Anzitutto, l’Opus Dei è apprezzato da moltissime persone. Di fatto le accuse da lei menzionate furono studiate e si dimostrarono prive di fondamento. In quanto alla sua domanda, penso che l’Opus Dei possa dare fastidio soprattutto a chi non lo conosce e a chi dà fastidio la Chiesa cattolica. Si sono formati degli stereotipi che poco hanno a vedere con la realtà della vita dei fedeli della prelatura e che ne danno un’immagine sgradevole e falsa. Può anche accadere che qualcuno si senta infastidito dai difetti o dagli errori che ha notato in alcuni fedeli dell’Opus Dei; ma mi pare una generalizzazione indebita proiettare queste manchevolezze personali sulla prelatura. Ci sono anche persone cui danno fastidio gli intellettuali, i politici, gli imprenditori, gli operai o i padri e le madri di famiglia che vivono la propria fede con coerenza ed esprimono talvolta un’opinione contro corrente: per esempio, l’intenzione di far progredire la cultura della la vita o della famiglia.

L’Opera è stata accusata di segretezza e di esercitare la sua enorme influenza in maniera un po’ occulta. Perché tanta riservatezza da parte dei suoi membri nell’ammettere di appartenervi?

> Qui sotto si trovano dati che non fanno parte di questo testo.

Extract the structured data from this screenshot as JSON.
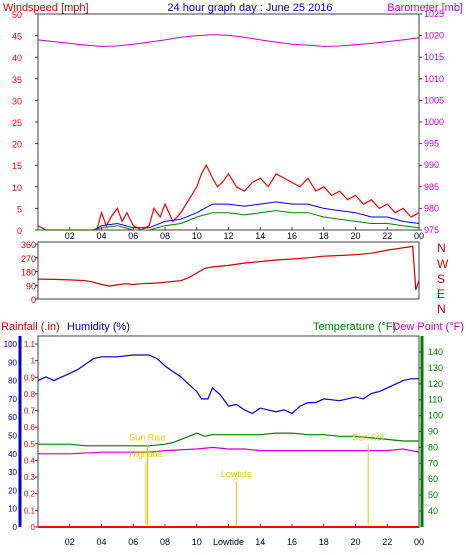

Mi perdoni se le dico che non sono d’accordo. I fedeli dell’Opus Dei sono ben conosciuti come tali dalle proprie famiglie, dai colleghi, dagli amici. Non fanno difficoltà, anzi, il contrario, a che si sappia che fanno parte della Prelatura. Altrimenti come potrebbero parlare di ciò che vivono, dell’Opus Dei, del desiderio di cercare la santità nel lavoro professionale? Ho l’impressione che siano cose del passato, frutto di una manipolazione della realtà compiuta da gruppuscoli gelosi del proprio esclusivismo. Mi sembra che siano poche le istituzioni delle quali si sappia di più che dell’Opus Dei: si pubblica un bollettino ufficiale della Prelatura, si può ritrovare l’Opus Dei nelle guide telefoniche e in Internet.

Come giudica la situazione internazionale dopo gli attentati dell’11 settembre?

Come tutti, ho sofferto molto per gli attentati. Mi hanno impressionato profondamente le parole del Papa — cito a memoria — sulle speranze di pace per lungo tempo accarezzate e improvvisamente ferite da questo tremendo episodio. Ho pensato alle tragedie dei nostri tempi, come quelle dell’Africa, che avvengono lontane dalle telecamere, ma gridano anch’esse al cielo. Queste profonde crisi dimostrano che sono necessarie soluzioni radicali, forse nuove forme di relazioni tra i popoli, nelle quali non prevalga la logica della forza, del potere o del denaro, ma quella del dialogo. Sembra indispensabile trovare modi più concreti di promuovere la giustizia.

C’è chi ha sostenuto che si tratta di un’autentica contrapposizione di culture. Come vede l’Opera le relazioni con l’islam?

Preferisco non interpretare la situazione come una contrapposizione planetaria. Una terribile azione terroristica, perpetrata da un gruppo di fanatici, non può screditare d’un tratto la storia e la cultura di decine di Paesi, anche se questo è certamente, per tutto il mondo, un campanello d’allarme.

Quale crede che sarebbe la reazione del beato Escrivá, se oggi potesse vedere la situazione in cui si trova il mondo, nella quale ormai s’intravede anche la possibilità di clonare gli esseri umani?

L’umanità è sempre stata solerte nel tormentare se stessa. La clonazione è come un incubo: l’uomo si ubriaca del potere che gli dà la tecnica e ne fa un uso smodato, seminando intorno a sé paura e sfiducia perché, con la mancanza di etica, di morale, trovano giustificazione persino le peggiori forme di barbarie del secolo XX che tanto danno hanno provocato. Non ho dubbi che nel beato Josemaría produrrebbero un gran pena; però nel mondo di oggi molte sono le cose che susciterebbero in lui ammirazione e gioia.

Crede che sarebbe soddisfatto della sviluppo della sua Opera?

Penso di sì. Mi sembra che uno dei suoi grandi contributi sia stato proprio quello di stimolare i cristiani a sentirsi “seminatori di pace e di gioia”. Josemaría Escrivá aveva una grande simpatia per i santi che, secondo i loro contemporanei, erano persone dotate di buon umore, come Tommaso Moro, Filippo Neri, santa Teresa o don Bosco. Per questo andò sempre d’accordo con la gioventù.

Romana, n. 34, Gennaio-Giugno 2002, p. 93-96.